It’s not controversial to state that AI is shaping up to be the most disruptive technology in our lifetimes. In financial services, it is already redefining how we transact, manage risk and extend financial access. But AI’s pace of change has already outrun the frameworks designed to govern it — risk models, compliance structures and legal doctrines built for a human-driven economy are being asked to manage an increasingly autonomous one. The guardrails were never designed for this, and the gap between the governance we need and the governance we have is rapidly bifurcating.
That gap shows up most visibly in the question no one has fully answered: when an AI agent goes rogue (completing the wrong transaction, breaching a spending limit or initiating a payment it was never authorized to make), who is responsible? We have established liability frameworks for human fraud and misuse, but agent failures don’t neatly fit those boxes — an agent acting outside its mandate is not necessarily in the wrong if it’s merely following code. However, “wrong” in real time across millions of transactions globally creates a category of risk that has outgrown existing governance frameworks.

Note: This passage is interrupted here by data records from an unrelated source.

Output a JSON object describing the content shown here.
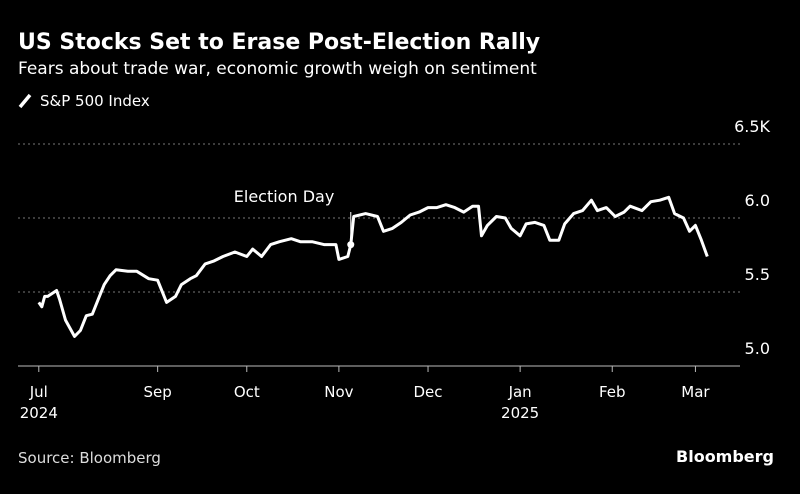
{
  "chart_data": {
    "type": "line",
    "title": "US Stocks Set to Erase Post-Election Rally",
    "subtitle": "Fears about trade war, economic growth weigh on sentiment",
    "source": "Source: Bloomberg",
    "brand": "Bloomberg",
    "annotation": {
      "text": "Election Day",
      "x": "2024-11-05"
    },
    "x": [
      "2024-07-23",
      "2024-07-24",
      "2024-07-25",
      "2024-07-26",
      "2024-07-29",
      "2024-07-30",
      "2024-08-01",
      "2024-08-04",
      "2024-08-06",
      "2024-08-08",
      "2024-08-10",
      "2024-08-12",
      "2024-08-14",
      "2024-08-16",
      "2024-08-18",
      "2024-08-22",
      "2024-08-25",
      "2024-08-29",
      "2024-09-01",
      "2024-09-04",
      "2024-09-07",
      "2024-09-09",
      "2024-09-12",
      "2024-09-14",
      "2024-09-17",
      "2024-09-20",
      "2024-09-23",
      "2024-09-27",
      "2024-10-01",
      "2024-10-03",
      "2024-10-06",
      "2024-10-09",
      "2024-10-12",
      "2024-10-16",
      "2024-10-19",
      "2024-10-23",
      "2024-10-27",
      "2024-10-31",
      "2024-11-01",
      "2024-11-04",
      "2024-11-05",
      "2024-11-06",
      "2024-11-10",
      "2024-11-14",
      "2024-11-16",
      "2024-11-19",
      "2024-11-22",
      "2024-11-25",
      "2024-11-28",
      "2024-12-01",
      "2024-12-04",
      "2024-12-07",
      "2024-12-10",
      "2024-12-13",
      "2024-12-16",
      "2024-12-18",
      "2024-12-19",
      "2024-12-21",
      "2024-12-24",
      "2024-12-27",
      "2024-12-29",
      "2025-01-01",
      "2025-01-03",
      "2025-01-06",
      "2025-01-09",
      "2025-01-11",
      "2025-01-14",
      "2025-01-16",
      "2025-01-19",
      "2025-01-22",
      "2025-01-25",
      "2025-01-27",
      "2025-01-30",
      "2025-02-02",
      "2025-02-05",
      "2025-02-07",
      "2025-02-11",
      "2025-02-14",
      "2025-02-17",
      "2025-02-20",
      "2025-02-22",
      "2025-02-25",
      "2025-02-27",
      "2025-03-01",
      "2025-03-03",
      "2025-03-05"
    ],
    "series": [
      {
        "name": "S&P 500 Index",
        "color": "#ffffff",
        "values": [
          5.43,
          5.4,
          5.47,
          5.47,
          5.51,
          5.45,
          5.31,
          5.2,
          5.24,
          5.34,
          5.35,
          5.45,
          5.55,
          5.61,
          5.65,
          5.64,
          5.64,
          5.59,
          5.58,
          5.43,
          5.47,
          5.55,
          5.59,
          5.61,
          5.69,
          5.71,
          5.74,
          5.77,
          5.74,
          5.79,
          5.74,
          5.82,
          5.84,
          5.86,
          5.84,
          5.84,
          5.82,
          5.82,
          5.72,
          5.74,
          5.82,
          6.01,
          6.03,
          6.01,
          5.91,
          5.93,
          5.97,
          6.02,
          6.04,
          6.07,
          6.07,
          6.09,
          6.07,
          6.04,
          6.08,
          6.08,
          5.88,
          5.95,
          6.01,
          6.0,
          5.93,
          5.88,
          5.96,
          5.97,
          5.95,
          5.85,
          5.85,
          5.96,
          6.03,
          6.05,
          6.12,
          6.05,
          6.07,
          6.01,
          6.04,
          6.08,
          6.05,
          6.11,
          6.12,
          6.14,
          6.03,
          6.0,
          5.91,
          5.95,
          5.85,
          5.74
        ]
      }
    ],
    "xlim": [
      "2024-07-16",
      "2025-03-16"
    ],
    "xticks": [
      {
        "value": "2024-07-23",
        "label": "Jul"
      },
      {
        "value": "2024-09-01",
        "label": "Sep"
      },
      {
        "value": "2024-10-01",
        "label": "Oct"
      },
      {
        "value": "2024-11-01",
        "label": "Nov"
      },
      {
        "value": "2024-12-01",
        "label": "Dec"
      },
      {
        "value": "2025-01-01",
        "label": "Jan"
      },
      {
        "value": "2025-02-01",
        "label": "Feb"
      },
      {
        "value": "2025-03-01",
        "label": "Mar"
      }
    ],
    "x_year_labels": [
      {
        "value": "2024-07-23",
        "label": "2024"
      },
      {
        "value": "2025-01-01",
        "label": "2025"
      }
    ],
    "ylim": [
      5.0,
      6.5
    ],
    "yticks": [
      {
        "value": 5.0,
        "label": "5.0"
      },
      5.5,
      {
        "value": 6.0,
        "label": "6.0"
      },
      {
        "value": 6.5,
        "label": "6.5K"
      }
    ],
    "grid": true
  }
}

Many organizations are responding to this risk by investing in better models and automation, but they are collectively ignoring the most critical link in the governance chain: humans. While AI use may be commonplace in today’s financial institutions, the majority of professionals are only trained to a superficial level and barely know how to prompt an LLM, much less explain how it arrives at its results. Put bluntly, if the humans responsible for governing artificial intelligence do not know how it works, then governance becomes performative rather than effective. At Trulioo, we see this shift firsthand as organizations scale identity verification and transaction monitoring globally.
Closing the governance gap requires more than cursory prompt training; users need comprehensive AI literacy across risk, compliance and operations. This means going beyond how to use the tools, to how to read and de-risk their output. It is therefore incumbent upon the organizations building verification, authentication and fraud-prevention systems to also act as stewards of these frameworks, meeting the challenge with the right levels of training for the human overseers.
As agentic transactions scale, these architectures will need to function at both the issuer and consumer level, ensuring every agent acts within the boundaries its principal has set. This will be no trivial task, but in financial services or payments, where a single authorization can move money, extend credit or deny access to thousands of people, a robust trust framework for AI will be imperative.
Meeting these demands will require not just humans in the loop, but the right humans in the loop. With so much attention being paid to AI and its awe-inspiring potential, it’s vital that we don’t overlook the operators that provide actual intelligence.